When a judgment applied to an individual instance is grounded on two approximate generalizations taken in conjunction, the propositions may cooperate toward the result in two different ways. In the one, each proposition is separately applicable to the case in hand, and our object in combining them is to give to the conclusion in that particular case the double probability arising from the two propositions separately. This may be called joining two probabilities by way of Addition; and the result is a probability greater than either. The other mode is, when only one of the propositions is directly applicable to the case, the second being only applicable to it by virtue of the application of the first. This is joining two probabilities by way of Ratiocination or Deduction; the result of which is a less probability than either. The type of the first argument is, Most A are B; most C are B; this thing is both an A and a C; therefore it is probably a B. The type of the second is, Most A are B; most C are A; this is a C; therefore it is probably an A, therefore it is probably a B. The first is exemplified when we prove a fact by the testimony of two unconnected witnesses; the second, when we adduce only the testimony of one witness that he has heard the thing asserted by another. Or again, in the first mode it may be argued that the accused committed the crime, because he concealed himself, and because his clothes were stained with blood; in the second, that he committed it because he washed or destroyed his clothes, which is supposed to render it probable that they were stained with blood. Instead of only two links, as in these instances, we may suppose chains of any length. A chain of the former kind was termed by Bentham[195] a self-corroborative chain of evidence; the second, a self-infirmative chain.

When approximate generalizations are joined by way of addition, we may deduce from the theory of probabilities laid down in a former chapter, in what manner each of them adds to the probability of a conclusion which has the warrant of them all.

If, on an average, two of every three As are Bs, and three of every four Cs are Bs, the probability that something which is both an A and a C is a B, will be more than two in three, or than three in four. Of every twelve things which are As, all except four are Bs by the supposition; and if the whole twelve, and consequently those four, have the characters of C likewise, three of these will be Bs on that ground. Therefore, out of twelve which are both As and Cs, eleven are Bs. To state the argument in another way; a thing which is both an A and a C, but which is not a B, is found in only one of three sections of the class A, and in only one of four sections of the class C; but this fourth of C being spread over the whole of A indiscriminately, only one-third part of it (or one-twelfth of the whole number) belongs to the third section of A; therefore a thing which is not a B occurs only once, among twelve things which are both As and Cs. The argument would, in the language of the doctrine of chances, be thus expressed: the chance that an A is not a B is ⅓, the chance that a C is not a B is ¼; hence if the thing be both an A and a C, the chance is ⅓ of ¼ = ¹⁄₁₂.[196]

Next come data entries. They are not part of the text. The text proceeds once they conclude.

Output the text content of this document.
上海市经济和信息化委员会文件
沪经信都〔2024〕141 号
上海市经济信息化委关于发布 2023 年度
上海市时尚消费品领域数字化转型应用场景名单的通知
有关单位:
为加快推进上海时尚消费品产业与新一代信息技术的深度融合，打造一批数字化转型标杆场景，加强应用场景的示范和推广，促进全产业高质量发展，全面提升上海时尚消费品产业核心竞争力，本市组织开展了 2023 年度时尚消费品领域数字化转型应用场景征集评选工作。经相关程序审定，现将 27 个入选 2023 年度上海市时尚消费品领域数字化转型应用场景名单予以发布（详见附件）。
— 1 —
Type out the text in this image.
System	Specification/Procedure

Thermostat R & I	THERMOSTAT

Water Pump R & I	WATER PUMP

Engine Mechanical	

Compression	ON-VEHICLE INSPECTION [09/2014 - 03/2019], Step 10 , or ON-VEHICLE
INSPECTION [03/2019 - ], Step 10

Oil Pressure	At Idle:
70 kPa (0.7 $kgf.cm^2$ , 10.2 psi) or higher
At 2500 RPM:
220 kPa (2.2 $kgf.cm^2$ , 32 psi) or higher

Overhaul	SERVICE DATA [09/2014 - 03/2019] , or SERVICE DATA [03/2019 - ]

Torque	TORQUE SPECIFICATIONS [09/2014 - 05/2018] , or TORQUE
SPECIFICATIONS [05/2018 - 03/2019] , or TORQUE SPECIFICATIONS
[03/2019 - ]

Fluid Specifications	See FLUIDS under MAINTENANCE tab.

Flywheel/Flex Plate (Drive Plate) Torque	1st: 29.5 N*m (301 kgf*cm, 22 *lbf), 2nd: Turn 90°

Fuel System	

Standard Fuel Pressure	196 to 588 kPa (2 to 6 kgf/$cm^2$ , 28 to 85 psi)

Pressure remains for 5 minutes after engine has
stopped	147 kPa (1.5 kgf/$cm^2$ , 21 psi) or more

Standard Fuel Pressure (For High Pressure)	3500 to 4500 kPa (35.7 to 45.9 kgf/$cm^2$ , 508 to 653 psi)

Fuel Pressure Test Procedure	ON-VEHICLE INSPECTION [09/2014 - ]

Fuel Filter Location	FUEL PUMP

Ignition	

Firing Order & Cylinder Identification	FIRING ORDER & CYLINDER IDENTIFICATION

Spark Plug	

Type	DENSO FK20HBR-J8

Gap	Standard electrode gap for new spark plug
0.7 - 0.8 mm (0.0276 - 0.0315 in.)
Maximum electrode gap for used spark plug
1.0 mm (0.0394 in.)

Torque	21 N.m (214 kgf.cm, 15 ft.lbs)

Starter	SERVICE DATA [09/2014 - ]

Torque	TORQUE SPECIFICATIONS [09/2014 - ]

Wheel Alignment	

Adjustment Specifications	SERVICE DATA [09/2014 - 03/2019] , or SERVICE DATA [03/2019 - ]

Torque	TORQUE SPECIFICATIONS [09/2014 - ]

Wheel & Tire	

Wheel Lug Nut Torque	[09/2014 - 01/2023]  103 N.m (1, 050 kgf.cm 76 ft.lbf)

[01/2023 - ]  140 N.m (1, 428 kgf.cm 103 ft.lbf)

In this computation it is of course supposed that the probabilities arising from A and C are independent of each other. There must not be any such connection between A and C, that when a thing belongs to the one class it will therefore belong to the other, or even have a greater chance of doing so. Otherwise the not-Bs which are Cs may be, most or even all of them, identical with the not-Bs which are As; in which last case the probability arising from A and C together will be no greater than that arising from A alone.